慢性的な疾患にかかっている患者の治療を行っていく際には、患者の生活習慣を是正していくことが必要になる場合が多々あります。肥満を代表とする生活習慣病や精神性の疾患などの場合には、しばしば運動療法が必要になることがあるものの、その実施に際しては入念なメディカルチェックを行うのが一般的です。

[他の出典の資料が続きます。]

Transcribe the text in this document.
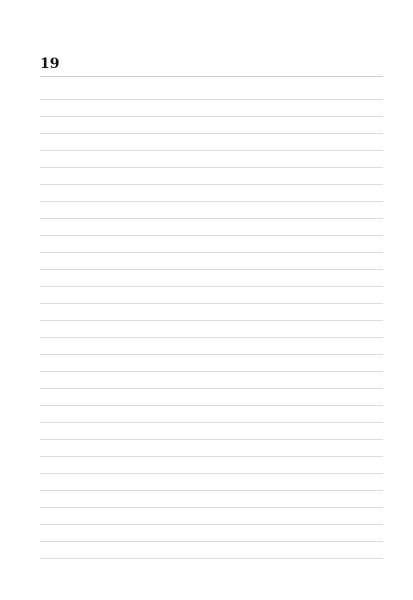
19
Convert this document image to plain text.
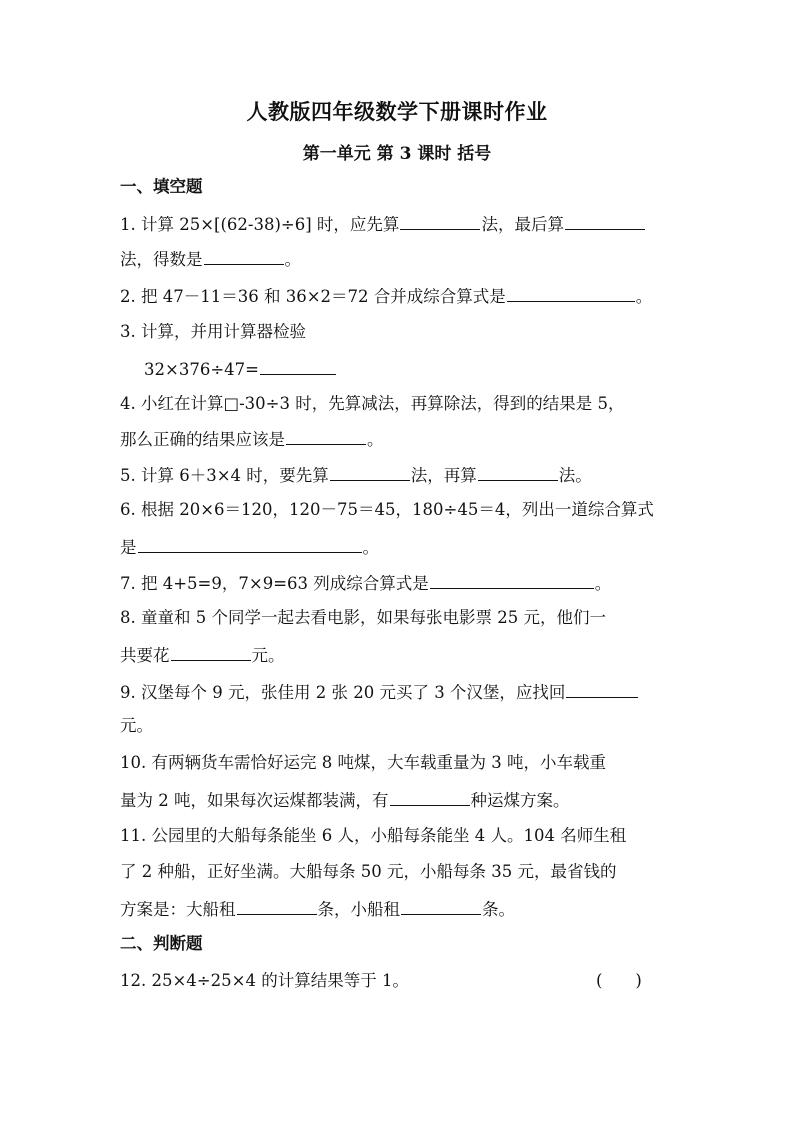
人教版四年级数学下册课时作业
第一单元 第 3 课时 括号
一、填空题
1. 计算 25×[(62-38)÷6] 时，应先算	法，最后算
法，得数是	。
2. 把 47－11＝36 和 36×2＝72 合并成综合算式是	。
3. 计算，并用计算器检验
32×376÷47=
4. 小红在计算□-30÷3 时，先算减法，再算除法，得到的结果是 5，
那么正确的结果应该是	。
5. 计算 6＋3×4 时，要先算	法，再算	法。
6. 根据 20×6＝120，120－75＝45，180÷45＝4，列出一道综合算式
是	。
7. 把 4+5=9，7×9=63 列成综合算式是	。
8. 童童和 5 个同学一起去看电影，如果每张电影票 25 元，他们一
共要花	元。
9. 汉堡每个 9 元，张佳用 2 张 20 元买了 3 个汉堡，应找回
元。
10. 有两辆货车需恰好运完 8 吨煤，大车载重量为 3 吨，小车载重
量为 2 吨，如果每次运煤都装满，有	种运煤方案。
11. 公园里的大船每条能坐 6 人，小船每条能坐 4 人。104 名师生租
了 2 种船，正好坐满。大船每条 50 元，小船每条 35 元，最省钱的
方案是：大船租	条，小船租	条。
二、判断题
12. 25×4÷25×4 的计算结果等于 1。	(　　)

医師の指示に従ってメディカルチェックを行うのは看護師であることが多く、その内容と意味について理解をしておくことは欠かせません。場合によっては「運動を始めるだけなのになぜ検査を受ける必要があるのか?」という疑問を患者が持つこともあり、検査中に質問されることも少なくありません。そのため、すぐに対応できるように答えを準備しておくと良いでしょう。

心臓に疾患があったり、血液系に問題があって運動によって体調が悪くなるリスクが考えられたり、負荷をかけると骨折などの危険があったりする場合もあるため、事前にメディカルチェックでその問題について調べることを伝えると、多くの場合は理解してもらえるはずです。医師から運動についての指示を出す場合は、医学的な根拠が重要であり、安心、安全に配慮して運動の強度や時間などを決めるため、メディカルチェックは欠かせないとしっかり説明するようにしましょう。そうすれば、検査もスムーズに行なえて、運動療法にも積極的に取り組んでもらいやすくなるのではないでしょうか。そのためには、メディカルチェックを実施する看護師が、検査の意義について十分な知識を得ておくことがポイントです。